Ted Sarandos discursa em um evento corporativo sobre o mercado de streaming e mídia.
Foto: Reprodução/BBC

O co-CEO da Netflix Ted Sarandos afirmou que a Paramount criou uma narrativa exagerada sobre desafios regulatórios inexistentes. A declaração surgiu durante entrevista ao portal Politico sobre o leilão da Warner Bros. Discovery (WBD). A Paramount encerrou a disputa pagando 31 dólares por ação totalizando um investimento de 111 bilhões de dólares. Sarandos defendeu que a proposta inicial da Netflix de 27,75 dólares por ação era uma transação puramente vertical. O executivo argumentou que não existiam ativos duplicados que pudessem bloquear o acordo no Departamento de Justiça americano. Para ele a estratégia da concorrente foi eficaz em gerar um temor burocrático sem fundamentos históricos sólidos.

A dinâmica política também complicou as negociações após comentários de Susan Rice membro do conselho da gigante do streaming. Rice sugeriu que empresas seriam responsabilizadas caso agissem por interesses próprios para ganhar apoio do governo Donald Trump. Sarandos minimizou o impacto dessas falas nos resultados finais do processo de aquisição da Warner. Ele reiterou que a Netflix sempre viu a movimentação como uma transação comercial regida por processos técnicos claros. De acordo com o site Deadline a confiança na aprovação regulatória era alta devido à natureza complementar das duas companhias. O executivo destacou que o feedback inicial dos órgãos competentes indicava compreensão sobre a concentração de mercado.

Sarandos aproveitou a viagem a Bruxelas para destacar o peso da Netflix na economia audiovisual da Europa. A empresa investiu mais de 13 bilhões de dólares em conteúdo no continente durante a última década de operação. Esse aporte gerou cerca de 100 mil empregos e parcerias com mais de 600 produtores independentes europeus.

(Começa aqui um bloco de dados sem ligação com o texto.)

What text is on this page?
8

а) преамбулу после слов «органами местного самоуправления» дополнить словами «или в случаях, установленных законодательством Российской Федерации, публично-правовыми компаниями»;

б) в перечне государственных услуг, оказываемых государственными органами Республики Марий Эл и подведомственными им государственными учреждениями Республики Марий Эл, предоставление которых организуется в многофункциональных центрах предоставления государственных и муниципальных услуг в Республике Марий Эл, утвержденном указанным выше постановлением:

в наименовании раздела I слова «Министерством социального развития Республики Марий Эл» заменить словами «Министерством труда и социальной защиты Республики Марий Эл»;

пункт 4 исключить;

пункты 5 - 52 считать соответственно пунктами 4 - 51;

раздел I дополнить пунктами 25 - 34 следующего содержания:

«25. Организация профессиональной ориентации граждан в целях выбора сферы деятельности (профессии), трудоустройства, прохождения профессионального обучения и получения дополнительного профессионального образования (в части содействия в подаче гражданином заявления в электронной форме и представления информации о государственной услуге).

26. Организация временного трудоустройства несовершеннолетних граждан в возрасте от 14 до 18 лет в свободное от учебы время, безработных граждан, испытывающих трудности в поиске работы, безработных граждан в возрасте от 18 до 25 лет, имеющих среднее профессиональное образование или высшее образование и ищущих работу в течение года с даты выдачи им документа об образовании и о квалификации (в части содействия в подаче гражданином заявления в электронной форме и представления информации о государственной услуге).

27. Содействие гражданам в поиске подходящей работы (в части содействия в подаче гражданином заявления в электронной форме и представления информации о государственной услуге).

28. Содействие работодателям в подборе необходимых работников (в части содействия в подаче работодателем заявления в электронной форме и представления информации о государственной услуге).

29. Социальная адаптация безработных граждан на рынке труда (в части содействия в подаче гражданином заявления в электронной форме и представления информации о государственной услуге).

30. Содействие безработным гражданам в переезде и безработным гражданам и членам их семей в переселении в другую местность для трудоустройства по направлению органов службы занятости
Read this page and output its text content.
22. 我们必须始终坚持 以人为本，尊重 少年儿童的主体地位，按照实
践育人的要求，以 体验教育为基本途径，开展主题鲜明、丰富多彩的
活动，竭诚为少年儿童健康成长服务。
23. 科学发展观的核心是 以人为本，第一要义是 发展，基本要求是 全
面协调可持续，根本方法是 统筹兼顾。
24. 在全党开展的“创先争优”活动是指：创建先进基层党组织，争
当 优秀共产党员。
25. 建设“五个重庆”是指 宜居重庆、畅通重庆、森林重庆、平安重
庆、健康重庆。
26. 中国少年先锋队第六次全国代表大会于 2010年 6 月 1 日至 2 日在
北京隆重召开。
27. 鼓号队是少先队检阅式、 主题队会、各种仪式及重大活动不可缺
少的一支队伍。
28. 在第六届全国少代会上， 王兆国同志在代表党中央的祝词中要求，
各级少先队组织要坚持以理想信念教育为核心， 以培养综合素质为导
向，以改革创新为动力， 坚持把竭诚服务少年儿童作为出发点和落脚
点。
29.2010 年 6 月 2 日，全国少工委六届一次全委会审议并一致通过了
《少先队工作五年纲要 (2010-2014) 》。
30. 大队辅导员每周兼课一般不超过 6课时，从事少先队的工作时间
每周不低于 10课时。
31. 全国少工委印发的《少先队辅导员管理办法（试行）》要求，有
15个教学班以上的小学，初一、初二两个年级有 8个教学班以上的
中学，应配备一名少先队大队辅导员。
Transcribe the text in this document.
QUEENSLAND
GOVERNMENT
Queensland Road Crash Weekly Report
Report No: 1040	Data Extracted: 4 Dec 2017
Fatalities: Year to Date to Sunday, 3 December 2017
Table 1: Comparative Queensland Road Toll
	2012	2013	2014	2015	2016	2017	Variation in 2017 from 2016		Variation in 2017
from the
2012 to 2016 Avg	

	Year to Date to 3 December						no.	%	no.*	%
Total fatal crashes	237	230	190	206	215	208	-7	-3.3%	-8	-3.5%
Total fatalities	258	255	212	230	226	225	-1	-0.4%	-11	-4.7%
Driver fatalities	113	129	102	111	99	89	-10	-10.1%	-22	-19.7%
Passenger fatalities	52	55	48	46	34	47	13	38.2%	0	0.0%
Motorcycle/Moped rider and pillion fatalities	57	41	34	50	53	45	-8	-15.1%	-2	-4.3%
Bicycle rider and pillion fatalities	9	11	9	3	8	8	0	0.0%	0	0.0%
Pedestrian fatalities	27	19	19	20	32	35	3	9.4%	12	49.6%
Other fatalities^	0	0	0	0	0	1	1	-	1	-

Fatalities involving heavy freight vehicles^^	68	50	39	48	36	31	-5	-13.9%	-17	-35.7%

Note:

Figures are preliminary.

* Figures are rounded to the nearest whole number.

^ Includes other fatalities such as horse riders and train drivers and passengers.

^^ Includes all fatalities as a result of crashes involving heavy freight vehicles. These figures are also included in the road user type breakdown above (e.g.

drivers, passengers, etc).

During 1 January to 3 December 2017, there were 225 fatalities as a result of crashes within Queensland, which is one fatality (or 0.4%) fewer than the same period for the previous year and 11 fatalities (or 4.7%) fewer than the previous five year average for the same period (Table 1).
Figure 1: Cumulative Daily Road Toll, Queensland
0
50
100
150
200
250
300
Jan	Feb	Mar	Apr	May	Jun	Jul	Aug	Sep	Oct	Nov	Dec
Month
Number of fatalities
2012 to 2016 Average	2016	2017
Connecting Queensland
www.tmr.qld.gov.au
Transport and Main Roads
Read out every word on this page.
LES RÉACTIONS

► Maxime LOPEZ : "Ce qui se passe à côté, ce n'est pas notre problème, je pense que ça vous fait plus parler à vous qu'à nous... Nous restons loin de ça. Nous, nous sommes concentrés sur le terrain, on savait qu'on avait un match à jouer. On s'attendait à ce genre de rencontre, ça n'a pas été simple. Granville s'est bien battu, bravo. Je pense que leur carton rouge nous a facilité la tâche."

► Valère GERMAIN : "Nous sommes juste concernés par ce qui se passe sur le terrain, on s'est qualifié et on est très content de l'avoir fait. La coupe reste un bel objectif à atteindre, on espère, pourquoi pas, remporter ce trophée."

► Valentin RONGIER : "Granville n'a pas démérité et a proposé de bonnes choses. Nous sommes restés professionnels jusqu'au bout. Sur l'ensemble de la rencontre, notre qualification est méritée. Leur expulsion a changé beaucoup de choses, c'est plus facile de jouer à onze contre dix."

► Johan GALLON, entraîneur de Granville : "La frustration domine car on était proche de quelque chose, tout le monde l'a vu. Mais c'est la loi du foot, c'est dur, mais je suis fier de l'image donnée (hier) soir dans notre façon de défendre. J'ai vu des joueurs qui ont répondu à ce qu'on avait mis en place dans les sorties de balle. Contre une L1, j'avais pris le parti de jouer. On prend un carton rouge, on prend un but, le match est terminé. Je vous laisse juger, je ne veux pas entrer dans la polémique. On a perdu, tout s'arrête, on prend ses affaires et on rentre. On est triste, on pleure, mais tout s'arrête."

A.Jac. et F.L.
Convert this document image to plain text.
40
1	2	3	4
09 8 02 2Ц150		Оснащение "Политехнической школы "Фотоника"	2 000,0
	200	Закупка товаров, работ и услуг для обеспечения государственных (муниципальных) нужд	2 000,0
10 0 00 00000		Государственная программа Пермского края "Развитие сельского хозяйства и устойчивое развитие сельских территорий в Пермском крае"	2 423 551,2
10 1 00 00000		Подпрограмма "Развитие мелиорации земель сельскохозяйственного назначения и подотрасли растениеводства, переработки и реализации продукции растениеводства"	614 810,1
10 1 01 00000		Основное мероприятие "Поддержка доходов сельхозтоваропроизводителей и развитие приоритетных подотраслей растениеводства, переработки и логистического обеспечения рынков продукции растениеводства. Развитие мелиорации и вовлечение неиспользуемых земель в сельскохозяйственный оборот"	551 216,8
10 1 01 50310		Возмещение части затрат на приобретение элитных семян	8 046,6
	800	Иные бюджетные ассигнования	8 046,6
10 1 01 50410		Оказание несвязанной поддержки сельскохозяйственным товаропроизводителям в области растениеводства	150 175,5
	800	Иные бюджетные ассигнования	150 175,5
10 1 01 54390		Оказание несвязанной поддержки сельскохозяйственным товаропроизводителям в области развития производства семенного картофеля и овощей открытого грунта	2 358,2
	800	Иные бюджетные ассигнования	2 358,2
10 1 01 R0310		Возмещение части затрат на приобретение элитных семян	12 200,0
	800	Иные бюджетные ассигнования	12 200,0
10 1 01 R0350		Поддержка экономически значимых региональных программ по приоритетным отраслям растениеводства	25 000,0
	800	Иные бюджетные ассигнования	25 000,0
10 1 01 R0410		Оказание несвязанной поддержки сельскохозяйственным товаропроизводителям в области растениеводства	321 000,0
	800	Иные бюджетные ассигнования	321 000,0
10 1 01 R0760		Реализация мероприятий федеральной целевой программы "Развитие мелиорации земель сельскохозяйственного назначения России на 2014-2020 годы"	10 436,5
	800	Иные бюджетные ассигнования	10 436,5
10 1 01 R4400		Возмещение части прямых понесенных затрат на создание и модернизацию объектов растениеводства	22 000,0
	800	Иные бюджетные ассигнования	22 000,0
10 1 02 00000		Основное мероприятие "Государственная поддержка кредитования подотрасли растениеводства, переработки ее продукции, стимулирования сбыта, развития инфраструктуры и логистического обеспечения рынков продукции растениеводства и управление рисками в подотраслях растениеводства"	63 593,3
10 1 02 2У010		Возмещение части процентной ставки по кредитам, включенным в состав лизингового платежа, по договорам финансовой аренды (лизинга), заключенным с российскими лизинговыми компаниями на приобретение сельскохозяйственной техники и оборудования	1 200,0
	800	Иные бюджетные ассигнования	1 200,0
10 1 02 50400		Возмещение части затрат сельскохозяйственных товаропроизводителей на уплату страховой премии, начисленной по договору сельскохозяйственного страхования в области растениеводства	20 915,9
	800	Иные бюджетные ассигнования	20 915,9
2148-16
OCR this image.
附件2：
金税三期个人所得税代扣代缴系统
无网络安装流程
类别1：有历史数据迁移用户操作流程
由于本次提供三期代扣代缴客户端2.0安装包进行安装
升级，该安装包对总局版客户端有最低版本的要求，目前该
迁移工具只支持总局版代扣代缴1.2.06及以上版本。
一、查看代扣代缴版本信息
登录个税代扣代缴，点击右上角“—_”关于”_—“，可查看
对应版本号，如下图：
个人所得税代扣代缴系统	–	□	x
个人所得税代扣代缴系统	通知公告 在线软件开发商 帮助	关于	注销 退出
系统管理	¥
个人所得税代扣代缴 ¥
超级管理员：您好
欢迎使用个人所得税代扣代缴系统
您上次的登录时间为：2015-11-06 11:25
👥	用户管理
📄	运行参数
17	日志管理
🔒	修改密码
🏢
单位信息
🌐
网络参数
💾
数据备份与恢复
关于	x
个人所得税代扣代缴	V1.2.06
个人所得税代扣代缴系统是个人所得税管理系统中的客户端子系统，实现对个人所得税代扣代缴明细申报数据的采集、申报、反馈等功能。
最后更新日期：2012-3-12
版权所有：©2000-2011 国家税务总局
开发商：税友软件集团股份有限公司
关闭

Entre as apostas futuras estão a terceira temporada de A Imperatriz e a nova série noir Detective Hole. O co-CEO reforçou que o compromisso com a produção local é um diferencial estratégico único no cenário global. Ele busca esclarecer a percepção da indústria europeia sobre o papel do streaming no financiamento de filmes.

O executivo também alertou que legisladores e empresas tradicionais subestimam o YouTube como um concorrente direto da televisão. Sarandos classificou o mercado de televisores conectados como um jogo de soma zero onde o espectador faz escolhas excludentes. Ele afirmou que o YouTube compete exatamente pelo mesmo tempo de tela que canais como a RTL ou a Netflix. A monetização via assinaturas ou publicidade define o cenário competitivo atual em que o conteúdo gratuito exerce pressão constante. O quase acordo com a Warner Bros. evidenciou esse mal-entendido profundo sobre a dinâmica das plataformas digitais. O foco agora reside em proteger e expandir as produções originais frente aos novos desafios regulatórios globais.